The Jackson Women's Health Organization renewed its request for a federal judge to prevent state officials from enforcing the law, which the clinic said was an unconstitutional attempt to ban abortion in Mississippi.
Mississippi, which had as many as 14 abortion providers in the early 1980s, has some of the country's strictest abortion laws and one of the lowest abortion rates. It also has the highest teen pregnancy rate in the United States - more than 60 percent above the national average in 2010.
The law, which took effect on July 1, requires all abortion providers to be board certified in obstetrics and gynecology and have admitting privileges at a local hospital.
Advocates of the new law, including numerous state lawmakers, said it was designed to protect women's health. But some also have expressed hope it will shutter the Mississippi clinic.
The clinic's providers already are board-certified OB-GYNs, but the only one who had admitting privileges at the time of the law's passage provides limited service at the clinic.
The two doctors who provide the majority of procedures were denied privileges after a months-long effort by the clinic to obtain them.

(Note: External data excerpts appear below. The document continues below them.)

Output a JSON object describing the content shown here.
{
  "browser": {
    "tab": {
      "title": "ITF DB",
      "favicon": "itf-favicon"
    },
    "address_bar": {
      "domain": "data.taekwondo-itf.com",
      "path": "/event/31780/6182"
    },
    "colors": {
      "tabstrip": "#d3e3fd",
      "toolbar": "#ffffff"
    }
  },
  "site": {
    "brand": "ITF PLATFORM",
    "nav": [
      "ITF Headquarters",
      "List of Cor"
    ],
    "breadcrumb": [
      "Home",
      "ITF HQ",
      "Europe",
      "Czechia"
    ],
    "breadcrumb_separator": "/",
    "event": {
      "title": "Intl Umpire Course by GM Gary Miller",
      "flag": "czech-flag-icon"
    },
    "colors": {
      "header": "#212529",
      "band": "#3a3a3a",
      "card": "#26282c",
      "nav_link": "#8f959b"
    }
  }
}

Clinic owner Diane Derzis told Reuters she sent applications on behalf of all the physicians to every hospital within a 30-mile (48-km) radius. All of the hospitals ultimately rejected the requests or refused to even consider them, she said.
"It is now clear that plaintiffs have no hope of being able to comply with the Admitting Privileges Requirement," said the filing by the New York-based Center for Reproductive Rights, which represents the clinic in court.
U.S. District Judge Daniel P. Jordan III in July allowed the law to take effect despite objections by the clinic and the Center for Reproductive Rights. The judge blocked the state from imposing any criminal or civil penalties on the clinic, its staff or its physicians during the application process.
The state Department of Health, tasked with enforcing the law, gave the clinic until January to comply.
"They've had ample time to become compliant," said Republican state Representative Sam Mims, who sponsored the measure.
But he added: "The legislature doesn't control what hospitals in the Jackson metro area do. They have their own committees and bylaws set up, and they have to make the best decisions."
It was unclear when the judge might rule on the motion and when the clinic would have to close if it loses; the state Health Department also has an appeals process.
Jackson Women's Health Organization, based in the city of Jackson, has operated in the state for 17 years and has been Mississippi's only clinic since 2002. Its closure would mean an end to elective abortion in the state and would force women to travel elsewhere for the procedure.
"This unconstitutional law has essentially handed over the fate of Mississippi women's reproductive health care to hospital administrators," said Michelle Movahed, staff attorney at the center.
"The dedicated staff and physicians at the Jackson Women's Health Organization must be allowed to continue providing safe and legal abortion care without threat of closure," she said.